For perhaps the first time, pupils will have to:
A peer-mentoring scheme where children from Year 10 and 11 work alongside student support services to provide mentoring to encourage students in Year 7 can go a long way towards making children feel settled and supported. The mentors can help the new pupils work through any small problems they have such as making new friends or finding classrooms, helping them grow into a confident and independent pupil.
The mentors from older years can work on a one-to-one basis to encourage and support individual Year 7 students, or as a “Form Mentor” who can run activities and games with the entire form.
Implementing peer-mentoring scheme also has the added bonus of giving your older students experience and responsibility, ready for their further learning and adult lives.
Most secondary schools hold induction and taster days to let Year 6 pupils get to know the school, teachers, and the type of learning they can expect. Attending a taster day helps the soon-to-be Year 7 pupils feel at home when they start term, as they will have some familiarity with the school and may have even made a few new friends.
If you are in charge of arranging taster lessons for the pupils attending your induction day, you should pick one of the fun, practical lessons you will teach throughout the year to get them engaged with their new environment before the term starts. They will understandably be excited during their taster day so this will be more effective than learning from a textbook. Feeling that learning will be fun will help the apprehensive students develop more positive emotions towards their new school.
Taster lessons are also a good opportunity to teach the new intake of pupils the behaviour expected of them when they begin in the new term, and give them a sense of the ethos of your school.
When the Year 7 students start at your school in September, they may feel nervous or shy, which will prevent them from interacting with other students in the class. A good way to make sure all students – not just the confident ones – socialise with their peers, is to organise some “ice-breaker” activities or games.
These could be simple “name chain games”, where the first student says their name and their favourite food/animal/colour/television show, then the next student gives their name and favourite thing and repeats the last student’s answer. The following student then says their name and favourite thing, followed by the two preceding students’ answers, and so on until you have a long chain of names and answers.
Student 1: My name is Ben, and my favourite food is chocolate ice cream
Student 2: My name is Amit, and my favourite food is sandwiches – Ben’s favourite food is chocolate ice cream
Student 3: My name is Lucy, and my favourite food is chips – Amit’s favourite food is sandwiches, and Ben’s favourite food is chocolate ice cream.
As an extra test, and to make any forgetful students feel better, the teacher can be the last one, who has to try to name each student and their favourite food!
You can also play games where the students ask each other questions to see if they can find another student with the same favourite colour as they do, or they organise themselves into groups based on their birthday months.
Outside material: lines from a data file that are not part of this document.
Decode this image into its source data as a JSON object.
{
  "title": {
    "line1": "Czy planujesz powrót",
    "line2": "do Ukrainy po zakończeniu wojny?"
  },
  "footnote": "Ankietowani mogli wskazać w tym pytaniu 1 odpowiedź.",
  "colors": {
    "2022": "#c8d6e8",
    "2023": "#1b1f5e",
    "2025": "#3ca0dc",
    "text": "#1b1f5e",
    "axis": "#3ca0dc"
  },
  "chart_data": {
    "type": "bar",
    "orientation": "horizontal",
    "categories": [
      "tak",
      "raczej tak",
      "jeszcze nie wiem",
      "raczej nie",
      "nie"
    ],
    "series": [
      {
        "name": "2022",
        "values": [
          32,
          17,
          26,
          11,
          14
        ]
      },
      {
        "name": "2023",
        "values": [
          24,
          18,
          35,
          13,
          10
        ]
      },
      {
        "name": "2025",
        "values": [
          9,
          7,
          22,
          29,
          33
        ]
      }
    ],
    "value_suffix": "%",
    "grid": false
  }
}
Anything that gets the children interacting in a fun way works!
A fun activity to help your new students learn about the geography of the school is to ask them to work in groups with clipboards as you take them on a tour of the school, and mention interesting facts about areas of the school (“our playing field is 75m long” “the entire school has 20 classrooms” “the science block is in the southernmost part of the school”) as you go along. When you return to the form room, you can ask students questions based on some of the facts you mentioned and give a prize to the team that gets the most questions right.
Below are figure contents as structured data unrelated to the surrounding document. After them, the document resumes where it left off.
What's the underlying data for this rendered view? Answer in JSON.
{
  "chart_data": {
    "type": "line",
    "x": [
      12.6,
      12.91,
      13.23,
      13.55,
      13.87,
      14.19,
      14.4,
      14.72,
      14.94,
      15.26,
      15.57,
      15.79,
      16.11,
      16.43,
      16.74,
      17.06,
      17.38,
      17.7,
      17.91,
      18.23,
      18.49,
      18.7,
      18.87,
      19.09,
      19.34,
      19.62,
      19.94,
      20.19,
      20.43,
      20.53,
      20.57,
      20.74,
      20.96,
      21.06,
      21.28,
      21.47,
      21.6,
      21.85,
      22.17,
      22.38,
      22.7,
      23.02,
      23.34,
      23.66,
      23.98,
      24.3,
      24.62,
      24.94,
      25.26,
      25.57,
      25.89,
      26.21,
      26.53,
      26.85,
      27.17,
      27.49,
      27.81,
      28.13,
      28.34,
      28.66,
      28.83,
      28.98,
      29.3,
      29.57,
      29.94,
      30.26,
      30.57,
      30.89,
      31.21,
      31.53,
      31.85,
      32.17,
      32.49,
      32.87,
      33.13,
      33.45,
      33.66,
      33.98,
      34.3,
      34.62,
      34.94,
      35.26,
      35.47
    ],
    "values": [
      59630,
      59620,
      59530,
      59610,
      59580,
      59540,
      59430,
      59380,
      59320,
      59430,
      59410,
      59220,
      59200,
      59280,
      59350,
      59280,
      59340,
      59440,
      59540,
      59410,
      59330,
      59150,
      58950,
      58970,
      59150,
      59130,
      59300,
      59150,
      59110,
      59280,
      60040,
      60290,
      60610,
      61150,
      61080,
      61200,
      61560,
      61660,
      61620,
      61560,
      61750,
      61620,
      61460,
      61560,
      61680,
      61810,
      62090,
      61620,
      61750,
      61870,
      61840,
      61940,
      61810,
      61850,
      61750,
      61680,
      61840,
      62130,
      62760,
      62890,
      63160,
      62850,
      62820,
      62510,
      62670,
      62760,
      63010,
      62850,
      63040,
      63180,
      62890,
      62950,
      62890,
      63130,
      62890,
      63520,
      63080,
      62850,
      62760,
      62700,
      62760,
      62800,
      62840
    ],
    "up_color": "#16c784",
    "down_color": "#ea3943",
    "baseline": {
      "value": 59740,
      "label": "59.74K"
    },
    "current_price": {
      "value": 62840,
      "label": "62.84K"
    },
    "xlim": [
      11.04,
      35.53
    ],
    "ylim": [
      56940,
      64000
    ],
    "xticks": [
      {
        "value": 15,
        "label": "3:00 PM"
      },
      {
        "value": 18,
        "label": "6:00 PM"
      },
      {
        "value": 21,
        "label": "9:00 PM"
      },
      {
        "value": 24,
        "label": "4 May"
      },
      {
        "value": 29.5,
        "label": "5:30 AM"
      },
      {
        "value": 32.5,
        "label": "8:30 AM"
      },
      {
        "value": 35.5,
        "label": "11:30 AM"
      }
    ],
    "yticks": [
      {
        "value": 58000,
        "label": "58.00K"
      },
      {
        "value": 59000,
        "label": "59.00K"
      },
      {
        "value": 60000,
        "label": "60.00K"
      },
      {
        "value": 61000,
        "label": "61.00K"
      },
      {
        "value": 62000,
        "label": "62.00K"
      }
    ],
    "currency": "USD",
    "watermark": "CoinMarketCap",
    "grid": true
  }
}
Overall, the most helpful thing you can do to help your students settle into their new environment, is to be patient as they learn their way around and the behaviour expected from them. Letting your pupils know where to go if they are struggling, and that you are there to listen to them, is hugely beneficial in helping them feel confident at your school. Being too strict with your pupils too early can negatively impact their attainment throughout the rest of their school lives.